For the last week or so we've been killing some summer downtime by ruminating on who would make an all-star Xavier squad to play in The Basketball Tournament. I took a crack at picking a starting five, and then Joel filled out the bench with five more players from the KenPom Era. While Mark Lyons didn't make the squad, the ten guys that did would present a challenge for any of the teams currently in TBT. That still leaves us with the question of who would coach this team though. As we've limited ourselves to the KenPom Era, there are only three choices.
Thad Matta: 78-23, Elite Eight
Pete Gillen and Skip Prosser brought Xavier to the brink of national notoriety, but it was Thad Matta that took the team over the top. Xavier's first Elite Eight came under Matta, who took a team led by Lionel Chalmers, Romain Sato, and Anthony Myles and very nearly made the Final Four. Thad's recruiting laid the base for Xavier's dominance of the Atlantic 10 and gave Xavier the core of team that made two incredible runs. Matta was an up and coming firebreathing young coach from Butler when he arrived, and the hottest commodity in basketball then he left. Leaving aside any remaining acrimonious feelings for a moment, most Xavier fans would say that the Musketeers rise to being a national power started with Matta.

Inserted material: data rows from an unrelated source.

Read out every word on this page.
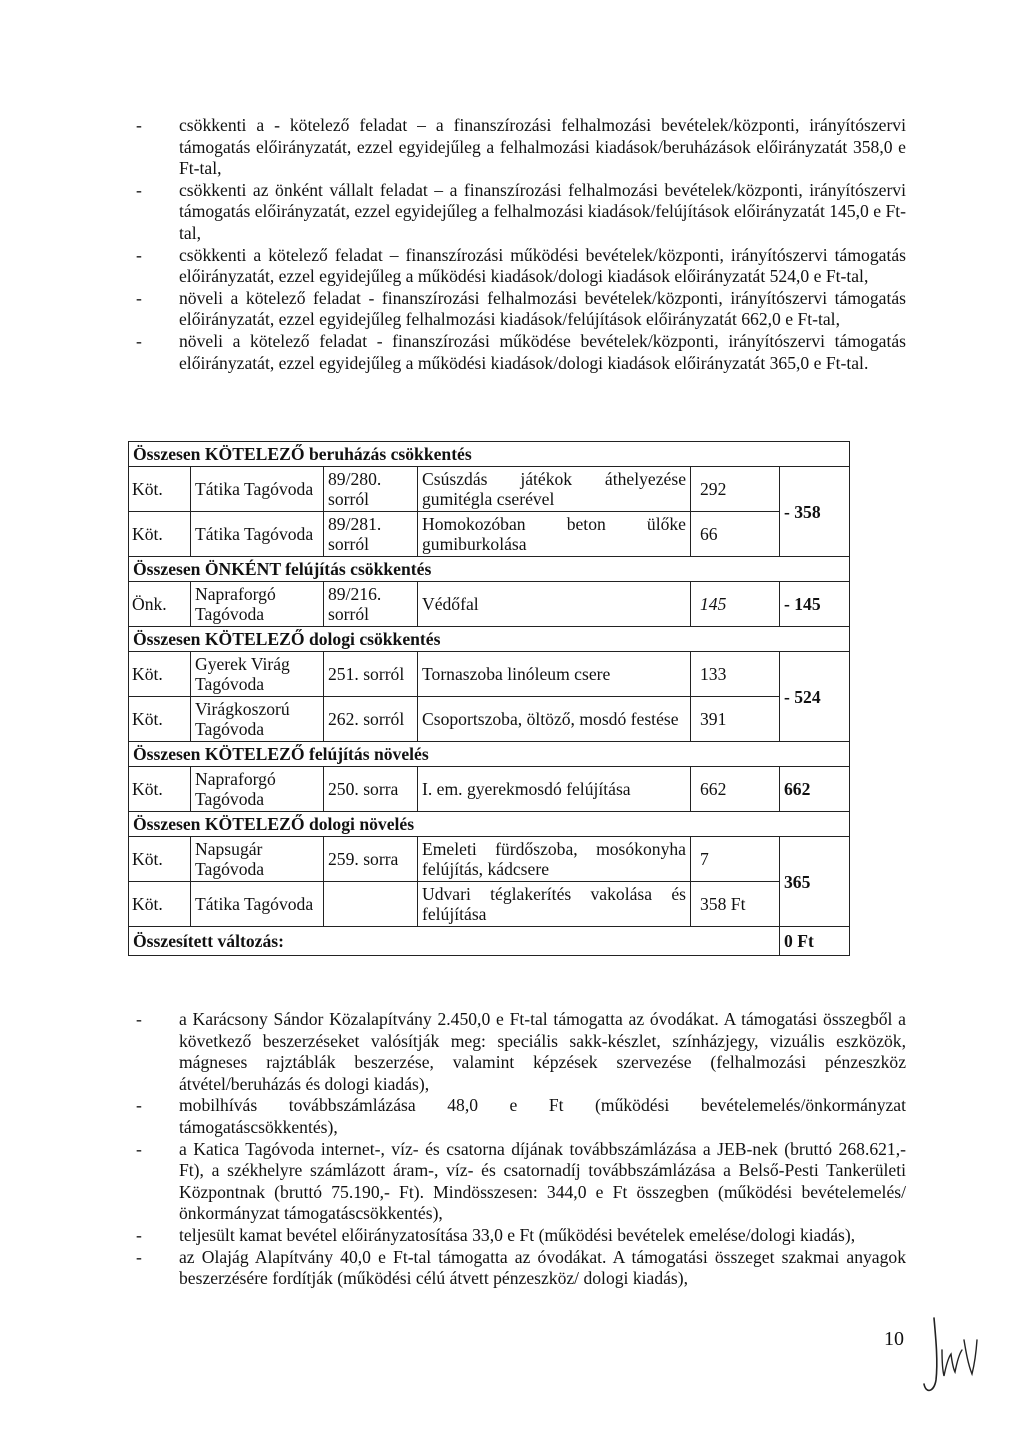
- csökkenti a - kötelező feladat – a finanszírozási felhalmozási bevételek/központi, irányítószervi támogatás előirányzatát, ezzel egyidejűleg a felhalmozási kiadások/beruházások előirányzatát 358,0 e Ft-tal,
- csökkenti az önként vállalt feladat – a finanszírozási felhalmozási bevételek/központi, irányítószervi támogatás előirányzatát, ezzel egyidejűleg a felhalmozási kiadások/felújítások előirányzatát 145,0 e Ft-tal,
- csökkenti a kötelező feladat – finanszírozási működési bevételek/központi, irányítószervi támogatás előirányzatát, ezzel egyidejűleg a működési kiadások/dologi kiadások előirányzatát 524,0 e Ft-tal,
- növeli a kötelező feladat - finanszírozási felhalmozási bevételek/központi, irányítószervi támogatás előirányzatát, ezzel egyidejűleg felhalmozási kiadások/felújítások előirányzatát 662,0 e Ft-tal,
- növeli a kötelező feladat - finanszírozási működése bevételek/központi, irányítószervi támogatás előirányzatát, ezzel egyidejűleg a működési kiadások/dologi kiadások előirányzatát 365,0 e Ft-tal.
Összesen KÖTELEZŐ beruházás csökkentés					
Köt.	Tátika Tagóvoda	89/280. sorról	Csúszdás játékok áthelyezése gumitégla cserével	292	- 358
Köt.	Tátika Tagóvoda	89/281. sorról	Homokozóban beton ülőke gumiburkolása	66	
Összesen ÖNKÉNT felújítás csökkentés					
Önk.	Napraforgó Tagóvoda	89/216. sorról	Védőfal	145	- 145
Összesen KÖTELEZŐ dologi csökkentés					
Köt.	Gyerek Virág Tagóvoda	251. sorról	Tornaszoba linóleum csere	133	- 524
Köt.	Virágkoszorú Tagóvoda	262. sorról	Csoportszoba, öltöző, mosdó festése	391	
Összesen KÖTELEZŐ felújítás növelés					
Köt.	Napraforgó Tagóvoda	250. sorra	I. em. gyerekmosdó felújítása	662	662
Összesen KÖTELEZŐ dologi növelés					
Köt.	Napsugár Tagóvoda	259. sorra	Emeleti fürdőszoba, mosókonyha felújítás, kádcsere	7	365
Köt.	Tátika Tagóvoda		Udvari téglakerítés vakolása és felújítása	358 Ft	
Összesített változás:					0 Ft
- a Karácsony Sándor Közalapítvány 2.450,0 e Ft-tal támogatta az óvodákat. A támogatási összegből a következő beszerzéseket valósítják meg: speciális sakk-készlet, színházjegy, vizuális eszközök, mágneses rajztáblák beszerzése, valamint képzések szervezése (felhalmozási pénzeszköz átvétel/beruházás és dologi kiadás),
- mobilhívás továbbszámlázása 48,0 e Ft (működési bevételemelés/önkormányzat támogatáscsökkentés),
- a Katica Tagóvoda internet-, víz- és csatorna díjának továbbszámlázása a JEB-nek (bruttó 268.621,- Ft), a székhelyre számlázott áram-, víz- és csatornadíj továbbszámlázása a Belső-Pesti Tankerületi Központnak (bruttó 75.190,- Ft). Mindösszesen: 344,0 e Ft összegben (működési bevételemelés/önkormányzat támogatáscsökkentés),
- teljesült kamat bevétel előirányzatosítása 33,0 e Ft (működési bevételek emelése/dologi kiadás),
- az Olajág Alapítvány 40,0 e Ft-tal támogatta az óvodákat. A támogatási összeget szakmai anyagok beszerzésére fordítják (működési célú átvett pénzeszköz/ dologi kiadás),
10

Sean Miller: 120-47, Two Sweet Sixteens, Elite Eight
Matta left and Xavier suffered the inevitable down year. Sean Miller made sure that didn't last. Miller's teams honed the packline ideals and his relentless recruiting landed Xavier Jordan Crawford, Tu Holloway, Mark Lyons, Jason Love, BJ Raymond, and CJ Anderson among a handful of others. Xavier went from being scrappy overachievers (at least in the media's eyes) to a team consistently loaded with top tier talent. Miller lost two hard luck NCAA tournament games against Gonzaga and Thad Matta's Ohio State before taking his team to the Elite Eight. That team played one of the more memorable games in Xavier history in beating West Virginia and Bob Huggins before succumbing to a loaded UCLA squad. Miller and Stanley Burrell's tear filled embrace at the end of that game symbolized what the young coach meant to the program.
Chris Mack: 134-68, Three Sweet Sixteens
Don't let the 68 losses fool you, Coach Mack has been very nearly as successful as the other two names on this list. No longer content to feast on lesser teams like Rhode Island, Fordham, and Charlotte up to six times a year, Xavier now plies its trade in the Big East. Coach Mack has handled that transition by taking both Big East squads to the tournament and landing in the Sweet Sixteen this year before following the Xavier tradition of losing to one's predecessor. For the time being, Coach Mack seems like the long-term answer at Xavier. A hometown boy who played for the school, he recruits nearly as well as Miller and is sitting on a loaded roster for the coming season.
Those are the three coaches who have guided Xavier since Ken Pomeroy came on the scene in 2002. It may be an arbitrary cut off point, but it's the one we have. All three have had great moments, and all three have had some high profile missteps. If you were taking just one to coach Xavier's all-star The Basketball Tournament squad, who would you have?